The attacks coincided with the president of the Federal Reserve Bank of Atlanta, Dennis Lockhart, hinting that the Fed may raise interest rates in April. (Source: “Fed’s Dennis Lockhart: Economy Could Justify Rate Increase as Soon as April Meeting,” The Wall Street Journal, March 21, 2016.)

The president of the Philadelphia Fed, Patrick Harker, echoed Lockhart’s suggestion. Harker added that if the economy were to continue to grow at the current pace, the Federal Reserve should consider another increase in interest rates as early as April. He would even welcome at least three more increases later this year. (Source: “Philadelphia Fed Chief Harker Calls for 3 Rate Hikes This Year,” Reuters, March 23, 2016.)

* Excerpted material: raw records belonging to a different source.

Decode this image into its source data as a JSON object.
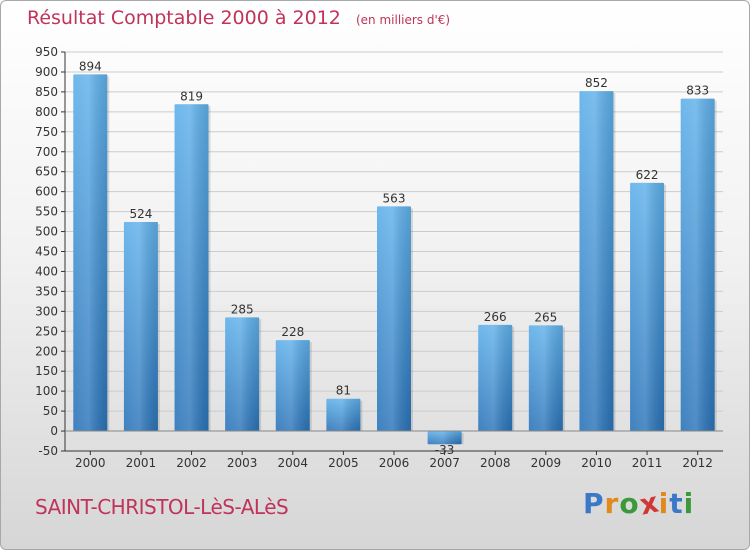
{
  "chart_data": {
    "type": "bar",
    "title": "Résultat Comptable 2000 à 2012",
    "subtitle": "(en milliers d'€)",
    "categories": [
      "2000",
      "2001",
      "2002",
      "2003",
      "2004",
      "2005",
      "2006",
      "2007",
      "2008",
      "2009",
      "2010",
      "2011",
      "2012"
    ],
    "values": [
      894,
      524,
      819,
      285,
      228,
      81,
      563,
      -33,
      266,
      265,
      852,
      622,
      833
    ],
    "value_labels": [
      "894",
      "524",
      "819",
      "285",
      "228",
      "81",
      "563",
      "-33",
      "266",
      "265",
      "852",
      "622",
      "833"
    ],
    "ylim": [
      -50,
      950
    ],
    "yticks": [
      -50,
      0,
      50,
      100,
      150,
      200,
      250,
      300,
      350,
      400,
      450,
      500,
      550,
      600,
      650,
      700,
      750,
      800,
      850,
      900,
      950
    ],
    "ytick_labels": [
      "-50",
      "0",
      "50",
      "100",
      "150",
      "200",
      "250",
      "300",
      "350",
      "400",
      "450",
      "500",
      "550",
      "600",
      "650",
      "700",
      "750",
      "800",
      "850",
      "900",
      "950"
    ],
    "xlabel": "",
    "ylabel": "",
    "grid": true,
    "bar_color": "#3f8fd2",
    "bar_color_light": "#5fb0ea",
    "bar_color_dark": "#2a73b8"
  },
  "footer": {
    "city": "SAINT-CHRISTOL-LèS-ALèS",
    "logo_letters": [
      "P",
      "r",
      "o",
      "x",
      "i",
      "t",
      "i"
    ],
    "logo_colors": [
      "#3a78c8",
      "#e08a1e",
      "#3a9a3a",
      "#d03838",
      "#e08a1e",
      "#3a78c8",
      "#3a9a3a"
    ]
  },
  "colors": {
    "title": "#c0335a",
    "axis": "#333333",
    "grid": "#cccccc"
  }
}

Meanwhile, Lockhart and Harker’s suggestions aren’t just more hot air; the Fed still plans to increase the rate twice in the course of 2016. So, it is just a matter of time.

Even the president of the Chicago Fed, Charles Evans, expects two more rate increases during 2016, unless the economic data do not prove to be much better than expected. (Source: “As Fed eyes two rate hikes, dovish Evans is no longer fringe,” Reuters, March 22, 2016.)

The report on new home sales, expected during the day, should show an increase of 510,000 units compared to 494,000 in January, a 3.2% increase in January. The higher home sales data are going to add more lift on the dollar and pressure on the euro. New U.S. single-family home sales rebounded modestly in February pointing to an improving housing sector. (Source: “U.S. new home sales rise on strong gains in the West,” Reuters, March 23, 2016.)

In turn, it is unlikely that European growth or inflation will reach a high enough level to match the United States, thereby prompting a shift in the current quantitative easing trend favored by the European Central Bank (ECB). Euro to dollar exchange rate parity is a realistic expectation. Indeed, while the ECB will stimulate the flow of money, the U.S. Federal Reserve could increase rates again.

The prospect of more weakness in emerging markets, particularly in China, which will keep commodities and major producers like Brazil under pressure, will combine with rising unstable geopolitical situations in the Middle East and the spillover effects with refugees and terrorists putting pressure on the seams.

There is still the issue of Russia and the cost that sanctions have had in several European countries. Sanctions and Russia’s inevitable reactions have broken what was a lucrative market in a rapidly expanding consumer economy. Amid all that, high unemployment and stagnant wages remain.

Amid the variety of sources putting pressure on the eurozone’s economy, the U.S. shows comparably much stronger results. The U.S. labor market created 242,000 jobs in February according to the U.S. Department of Labor. Meanwhile, the unemployment rate remained at 4.9%, its lowest level in eight years. This may persuade the Fed to raise interest rates.

The ECB has little choice. It will act more aggressively to achieve a two-percent inflation target. ECB governor Mario Draghi will do so even if it means intensifying the scope of the quantitative easing (QE) he already eased in 2015.

Time to get bearish on the euro to dollar exchange rate.